Donald Trump et plusieurs responsables de son administration ont fait de l’afflux migratoire à Ceuta un argument de politique intérieure, vendredi 31 juillet, alors que les autorités espagnoles rapportaient le retour au Maroc d’une grande partie des migrants arrivés dans l’enclave. Selon le ministère espagnol de l’Intérieur, plus de 48 000 des quelque 60 000 personnes entrées à Ceuta étaient déjà reparties en moins d’une journée.
Intervenant depuis la Maison-Blanche, le président américain a comparé la situation espagnole aux risques qu’il associe à une politique migratoire moins stricte aux États-Unis. « Si nous ne sommes pas au pouvoir, notre pays sera envahi à des niveaux qui feront passer ce qui arrive en Espagne pour de la gnognotte », a-t-il déclaré en Conseil des ministres, évoquant une « invasion ». Il avait auparavant affirmé sur Fox News, à propos des images de Ceuta: « Souvenez-vous de cette image. Ce sera nous dans trois ans si le mauvais camp l’emporte », alors que les républicains se préparent aux élections législatives de mi-mandat.
Le vice-président J.D. Vance a publié sur X un message dans lequel il décrit ces images comme « un rappel malheureux des conséquences des migrations de masse et des politiques mondialistes de la gauche radicale qui ont permis l’invasion de l’Occident ». Stephen Miller, conseiller à la Maison-Blanche, a également réagi, affirmant que les démocrates avaient infligé « cela à l’Amérique chaque jour pendant quatre ans sous Biden » et que le pays connaîtrait la même situation « à une échelle infiniment plus grande » si la gauche obtenait « la moindre parcelle de pouvoir national ».

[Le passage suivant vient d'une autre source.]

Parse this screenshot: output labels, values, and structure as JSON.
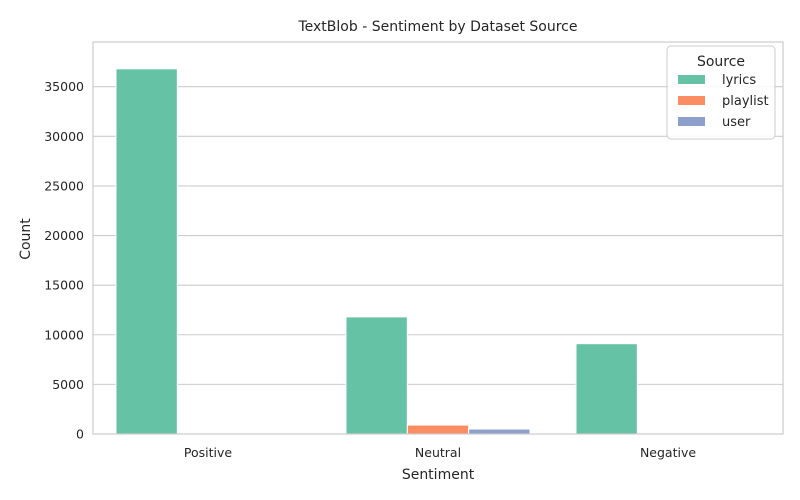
{
  "chart_data": {
    "type": "bar",
    "title": "TextBlob - Sentiment by Dataset Source",
    "xlabel": "Sentiment",
    "ylabel": "Count",
    "categories": [
      "Positive",
      "Neutral",
      "Negative"
    ],
    "series": [
      {
        "name": "lyrics",
        "values": [
          36800,
          11800,
          9100
        ],
        "color": "#66c2a5"
      },
      {
        "name": "playlist",
        "values": [
          0,
          900,
          0
        ],
        "color": "#fc8d62"
      },
      {
        "name": "user",
        "values": [
          0,
          500,
          0
        ],
        "color": "#8da0cb"
      }
    ],
    "ylim": [
      0,
      39500
    ],
    "yticks": [
      0,
      5000,
      10000,
      15000,
      20000,
      25000,
      30000,
      35000
    ],
    "grid": true,
    "legend_title": "Source",
    "legend_placement": "top-right"
  }
}
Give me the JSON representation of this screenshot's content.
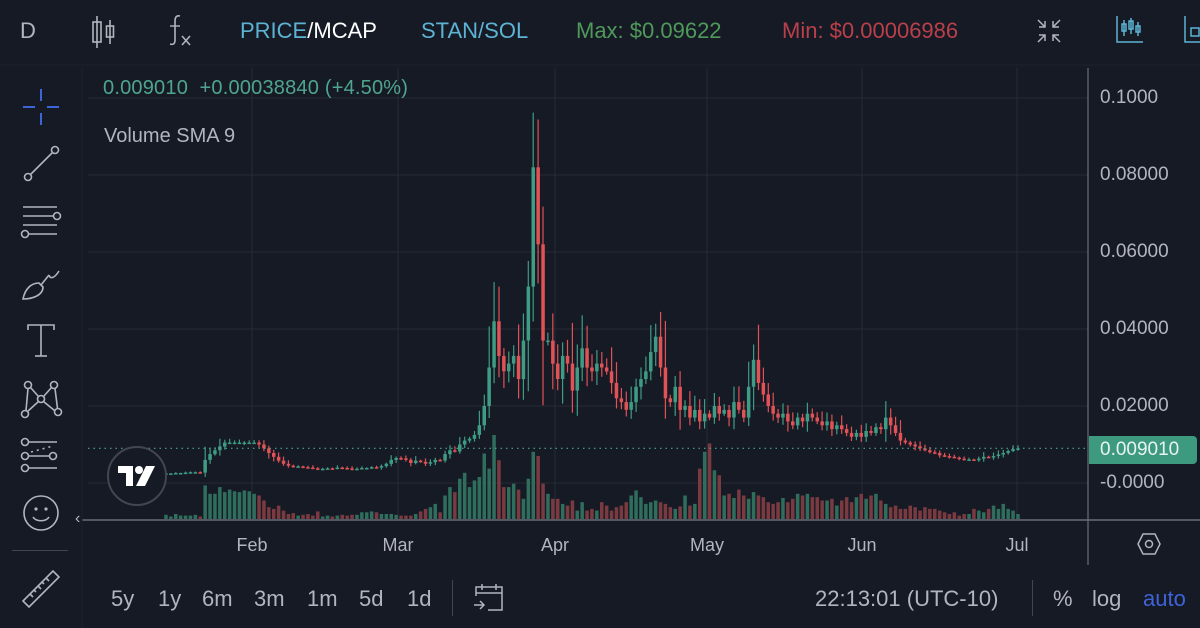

Le département d’État américain a lui aussi pris position. Il a estimé sur X que cet « incident inacceptable » était « la conséquence directe des efforts délibérés du gouvernement espagnol visant à permettre et à faciliter l’immigration clandestine massive vers l’Europe ». Ce discours rejoint celui de plusieurs formations d’extrême droite européennes, qui se sont appuyées sur les images de Ceuta pour réclamer des politiques migratoires plus restrictives et critiquer leurs adversaires de gauche.
Sur le terrain, la situation évoluait dans le même temps à un rythme rapide. Les arrivées massives de migrants dans l’enclave espagnole avaient suscité une vive émotion politique, mais les retours vers le Maroc se sont multipliés tout aussi vite. Le ministère espagnol de l’Intérieur a indiqué que plus de 48 000 des quelque 60 000 migrants qui avaient franchi la frontière étaient déjà retournés au Maroc moins d’une journée après leur arrivée, réduisant d’autant la pression sur le territoire.
Cette séquence survient dans un contexte où l’immigration reste un thème central pour Donald Trump. Durant la présidence de Joe Biden, les images de migrants à la frontière avec le Mexique étaient régulièrement diffusées par Fox News et le nombre d’interpellations avait atteint jusqu’à 300 000 par mois avant de diminuer en fin de mandat démocrate. Après le retour de Donald Trump à la Maison-Blanche début 2025, ce chiffre est tombé à des niveaux quasi nuls, une baisse que le président américain présente comme un résultat de sa politique migratoire. Les déclarations sur Ceuta s’inscrivent dans cette même logique, alors que les républicains cherchent à mobiliser leur électorat avant les élections de mi-mandat.